Le logo du groupe d'investissement Wendel. Le logo du groupe d'investissement Wendel.[ERIC PIERMONT / AFP]

Le groupe Wendel, dont 14 cadres font l'objet d'une information judiciaire pour fraude fiscale, avait proposé d'indemniser ses collaborateurs "pour ne pas attirer inutilement l'attention" du fisc, selon un document publié dimanche par le Parisien.

Dans la "convention de transaction", proposée à ses cadres, datée de janvier 2009, Wendel admet qu'alors que "l'action Wendel perdait de plus en plus de valeur, les coinvestisseurs se sont retrouvés dans l'impossibilité de revendre leur participation sur le marché".

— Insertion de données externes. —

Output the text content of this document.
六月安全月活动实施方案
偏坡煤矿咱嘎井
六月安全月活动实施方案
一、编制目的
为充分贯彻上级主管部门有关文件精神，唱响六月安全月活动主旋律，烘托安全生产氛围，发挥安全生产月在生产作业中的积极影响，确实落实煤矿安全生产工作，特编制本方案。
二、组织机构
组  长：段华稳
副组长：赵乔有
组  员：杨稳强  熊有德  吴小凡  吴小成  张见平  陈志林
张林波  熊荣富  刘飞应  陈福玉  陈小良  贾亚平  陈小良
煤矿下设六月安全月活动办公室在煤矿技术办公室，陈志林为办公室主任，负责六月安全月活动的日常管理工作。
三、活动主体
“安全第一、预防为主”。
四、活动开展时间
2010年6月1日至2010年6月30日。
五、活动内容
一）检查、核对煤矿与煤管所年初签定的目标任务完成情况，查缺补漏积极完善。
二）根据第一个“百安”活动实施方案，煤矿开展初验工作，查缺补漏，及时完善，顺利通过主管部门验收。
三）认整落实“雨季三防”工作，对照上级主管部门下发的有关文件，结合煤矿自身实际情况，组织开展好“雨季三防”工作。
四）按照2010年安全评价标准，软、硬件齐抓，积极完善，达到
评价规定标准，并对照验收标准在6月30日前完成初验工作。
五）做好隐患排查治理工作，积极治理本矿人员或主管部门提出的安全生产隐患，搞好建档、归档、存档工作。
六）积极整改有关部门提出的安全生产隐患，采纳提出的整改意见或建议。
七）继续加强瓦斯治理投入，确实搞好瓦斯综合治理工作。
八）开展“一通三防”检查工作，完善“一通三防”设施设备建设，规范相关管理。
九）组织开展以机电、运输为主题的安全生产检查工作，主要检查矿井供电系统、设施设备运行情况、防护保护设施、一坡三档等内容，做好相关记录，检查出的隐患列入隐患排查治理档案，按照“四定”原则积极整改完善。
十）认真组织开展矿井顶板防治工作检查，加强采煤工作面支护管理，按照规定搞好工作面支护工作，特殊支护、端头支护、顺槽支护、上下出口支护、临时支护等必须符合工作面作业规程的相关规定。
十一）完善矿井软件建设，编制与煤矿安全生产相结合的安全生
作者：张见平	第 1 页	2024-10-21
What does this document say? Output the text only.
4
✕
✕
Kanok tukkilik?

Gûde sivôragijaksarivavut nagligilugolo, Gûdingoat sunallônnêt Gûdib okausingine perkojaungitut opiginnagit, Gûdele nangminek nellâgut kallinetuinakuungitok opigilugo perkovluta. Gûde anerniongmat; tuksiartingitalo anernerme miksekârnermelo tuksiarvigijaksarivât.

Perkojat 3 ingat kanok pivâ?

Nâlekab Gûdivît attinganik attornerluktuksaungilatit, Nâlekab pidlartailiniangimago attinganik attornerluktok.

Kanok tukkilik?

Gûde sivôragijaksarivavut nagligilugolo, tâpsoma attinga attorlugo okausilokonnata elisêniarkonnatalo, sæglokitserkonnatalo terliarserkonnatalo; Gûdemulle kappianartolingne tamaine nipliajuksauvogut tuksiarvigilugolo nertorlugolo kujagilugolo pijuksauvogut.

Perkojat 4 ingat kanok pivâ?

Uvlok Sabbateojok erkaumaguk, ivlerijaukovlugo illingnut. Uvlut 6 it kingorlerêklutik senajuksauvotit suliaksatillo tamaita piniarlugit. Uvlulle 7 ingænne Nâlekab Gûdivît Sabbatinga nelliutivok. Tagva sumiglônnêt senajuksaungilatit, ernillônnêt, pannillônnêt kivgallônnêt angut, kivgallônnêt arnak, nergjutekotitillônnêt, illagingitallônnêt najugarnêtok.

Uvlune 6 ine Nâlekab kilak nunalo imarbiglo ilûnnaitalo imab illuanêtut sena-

"Première raison" évoquée pour expliquer cette impossibilité, selon le document authentifié par une source proche du dossier : "ne pas attirer inutilement l'attention des autorités fiscales".

"Le document a été préparé à la suite d'un audit comptable", la direction proposait d'indemniser ses collaborateurs", a précisé à l'AFP la source proche du dossier. Approuvée par le Conseil de surveillance du groupe, la convention n'a finalement pas été signée en raison de l'opposition de dernière minute d'un de ses dirigeants, selon cette source.

Le parquet de Paris a ouvert fin juin une information judiciaire à la suite d'une série de plaintes de l'administration fiscale contre 14 responsables et anciens cadres de la société d'investissement Wendel parmi lesquels figurent le président du conseil de surveillance, Ernest-Antoine Seillière, l'ex-président du directoire du holding Jean-Bernard Lafonta et Bernard Gautier, membres du directoire.

Une perquisition a été menée le 25 septembre au siège du groupe et au domicile des 14 personnes dans le cadre de cette enquête.

Bercy leur reproche de s'être "volontairement soustraits à l'établissement et au paiement de l'impôt" après avoir constaté des "infractions fiscales graves et intentionnelles consistant en la minoration de la déclaration d'ensemble des revenus de l'année 2007".